Lamin sequences have been obtained for representatives of all four rotiferan clades, namely for eight bdelloids (Flot et al. 2013; Eyres et al. 2015), eight monogononts (Hanson et al. 2013; Lee et al. 2015; Gribble and Welch 2017; Kang et al. 2020; Kim et al. 2021), two acanthocephalans (Struck et al. 2014; Mauer et al. 2020), and for Seison nebaliae (Mauer et al. 2021) (Supplementary Table S1). None of these lamins carries a CaaX motif. Moreover, the C-terminal sequences differ markedly between individual rotiferan groups. The genome of bdelloid Adineta vaga is tetraploid; its structure is incompatible with conventional meiosis (Flot et al. 2013). The Adineta genome contains four lamin genes, reflecting its tetraploid state. Two of the four genes are almost identical to each other. Of note, all four lamins possess an LTD but all lack a CaaX motif (Table 2). We obtained transcriptomic and genomic sequence information for two additional Adineta species and five bdelloid species of other genera. C-termini of bdelloid lamins are characterized by a high proportion of aliphatic amino acid residues (40–50%), but lack aromatic residues (Table 2). C-termini of monogonont lamins, in contrast are rich in aromatic residues (phenylalanine and tryptophan) (Table 2). While the proportion of aromatic residues in total lamin proteins averages about 5%, up to four out of the last 10 residues (10–40%) are aromatic in monogonont lamins (Table 2 and Supplementary Table S1). Moreover, with the exception of the Brachionus calyciflorus lamin, the C-termini are devoid of negatively charged residues. Pomphorhynchus laevis, an acanthocephalan, and the seisonid Seison nebaliae each express two very similar lamin proteins. In Seison, alternative splicing gives rise to a total of four protein variants, three of which differ in their C-termini. One of these variants carries the tetrapeptide sequence CSEE at its C-terminus. Despite the presence of the cysteine residue in an appropriate position, this sequence cannot serve as an isoprenylation substrate. This is because the farnesyltransferase cannot accommodate charged residues such as the glutamic acid residue in the X-position in its specificity pocket (Reid et al. 2004).
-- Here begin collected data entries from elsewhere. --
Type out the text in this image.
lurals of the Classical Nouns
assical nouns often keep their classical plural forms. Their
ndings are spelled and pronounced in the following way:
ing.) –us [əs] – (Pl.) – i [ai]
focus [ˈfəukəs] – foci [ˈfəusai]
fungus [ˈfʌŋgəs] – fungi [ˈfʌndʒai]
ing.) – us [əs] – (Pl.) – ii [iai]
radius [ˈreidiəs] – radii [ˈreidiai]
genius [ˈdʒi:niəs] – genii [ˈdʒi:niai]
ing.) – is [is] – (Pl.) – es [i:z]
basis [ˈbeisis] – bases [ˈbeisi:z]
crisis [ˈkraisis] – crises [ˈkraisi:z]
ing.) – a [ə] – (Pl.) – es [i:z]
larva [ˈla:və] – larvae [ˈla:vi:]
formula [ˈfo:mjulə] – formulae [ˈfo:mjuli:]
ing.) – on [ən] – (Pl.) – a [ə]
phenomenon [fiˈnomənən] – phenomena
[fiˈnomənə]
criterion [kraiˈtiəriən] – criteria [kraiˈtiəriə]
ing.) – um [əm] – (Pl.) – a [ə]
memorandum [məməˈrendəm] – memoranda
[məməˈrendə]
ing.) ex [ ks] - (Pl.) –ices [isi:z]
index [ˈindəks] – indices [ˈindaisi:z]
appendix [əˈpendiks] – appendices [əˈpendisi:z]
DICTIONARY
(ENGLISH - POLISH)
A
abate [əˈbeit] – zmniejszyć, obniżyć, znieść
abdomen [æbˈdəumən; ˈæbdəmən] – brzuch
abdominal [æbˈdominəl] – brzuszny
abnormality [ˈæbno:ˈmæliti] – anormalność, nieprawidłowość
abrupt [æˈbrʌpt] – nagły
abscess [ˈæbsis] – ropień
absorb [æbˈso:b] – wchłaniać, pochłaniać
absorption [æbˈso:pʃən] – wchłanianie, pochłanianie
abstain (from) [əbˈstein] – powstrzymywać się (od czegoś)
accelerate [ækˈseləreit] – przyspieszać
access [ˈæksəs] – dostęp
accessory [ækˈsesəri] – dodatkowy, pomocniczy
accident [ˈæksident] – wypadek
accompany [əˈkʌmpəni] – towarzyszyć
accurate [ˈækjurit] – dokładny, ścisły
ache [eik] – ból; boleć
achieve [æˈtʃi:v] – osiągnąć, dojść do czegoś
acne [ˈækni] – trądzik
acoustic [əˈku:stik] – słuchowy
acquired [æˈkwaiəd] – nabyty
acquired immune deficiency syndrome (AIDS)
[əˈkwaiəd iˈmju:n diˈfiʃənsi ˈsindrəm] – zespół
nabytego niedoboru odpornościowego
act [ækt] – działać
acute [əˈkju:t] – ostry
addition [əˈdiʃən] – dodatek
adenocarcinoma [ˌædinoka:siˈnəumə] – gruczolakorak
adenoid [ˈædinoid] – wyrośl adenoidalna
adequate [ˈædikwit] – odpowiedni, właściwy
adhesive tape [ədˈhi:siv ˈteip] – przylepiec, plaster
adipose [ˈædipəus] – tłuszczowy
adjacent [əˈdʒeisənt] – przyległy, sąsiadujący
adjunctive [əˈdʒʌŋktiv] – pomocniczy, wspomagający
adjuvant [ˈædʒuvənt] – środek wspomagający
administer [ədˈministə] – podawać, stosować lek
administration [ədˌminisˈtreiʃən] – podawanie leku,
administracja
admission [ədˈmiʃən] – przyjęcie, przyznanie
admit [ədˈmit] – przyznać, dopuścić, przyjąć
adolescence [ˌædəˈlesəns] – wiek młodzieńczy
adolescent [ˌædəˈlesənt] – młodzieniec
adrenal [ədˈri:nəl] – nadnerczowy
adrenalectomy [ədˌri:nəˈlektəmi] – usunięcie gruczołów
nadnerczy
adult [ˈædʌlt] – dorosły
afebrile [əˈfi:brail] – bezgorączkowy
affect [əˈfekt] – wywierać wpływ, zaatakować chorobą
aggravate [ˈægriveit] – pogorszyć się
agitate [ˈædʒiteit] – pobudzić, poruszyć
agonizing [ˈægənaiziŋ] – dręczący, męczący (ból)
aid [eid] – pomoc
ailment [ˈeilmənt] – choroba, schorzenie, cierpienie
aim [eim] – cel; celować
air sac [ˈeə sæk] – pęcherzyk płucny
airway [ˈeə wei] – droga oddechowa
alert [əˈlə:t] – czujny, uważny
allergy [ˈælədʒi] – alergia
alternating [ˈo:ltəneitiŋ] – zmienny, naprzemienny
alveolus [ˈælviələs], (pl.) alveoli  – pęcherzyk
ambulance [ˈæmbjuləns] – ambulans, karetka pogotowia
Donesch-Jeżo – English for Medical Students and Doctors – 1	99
Table 2 Amino acid composition of Rotifera lamin C-termini

Mollusca with emphasis on Cephalopoda

The phylum Mollusca comprises eight classes, including very species rich classes with more than 10,000 species (Gastropoda, Bivalvia, and Cephalopoda), those with several hundred species (Polyplacophora, Scaphopoda, Solenogastres, Caudofoveata), and the Monoplacophora, for which only 32 species have been described to date (MolluscaBase (2020) (Fig. 2). The phylogenetic relationships among the eight clades have been largely clarified (Wanninger and Wollesen 2019; Kocot et al. 2020) (Fig. 2). Only the position of the Monoplacophora is still subject of debate. By morphological criteria they are considered a sister group to the rest of the Conchifera (Fig. 2), while phylogenomic analyses places them together with Cephalopoda (Kocot et al. 2020). Lamin sequences were obtained for representatives of all eight classes. But the number of species for which lamin sequences have been obtained varies greatly among the eight classes (Fig. 2). This depends, among other things, on the species richness of a group as well as on the sequencing depth, which in turn usually reflects the medical, economic or scientific importance of the respective group. The latter is especially the case when a species/clade holds a unique phylogenetic position.

Fig. 2
figure 2

Phylogenetic relationships of the 8 classes of Mollusca, modified after Kocot et al. (2020). CaaX or CaaX-less denotes the presence or absence of the C-terminal CaaX motif in lamin proteins of the respective classes. Species name of one representative for each class is given. The number of species for which lamin sequences were obtained is given in parentheses together with the total number of species of this class as listed in the MolluscaBase (MolluscaBase 2020)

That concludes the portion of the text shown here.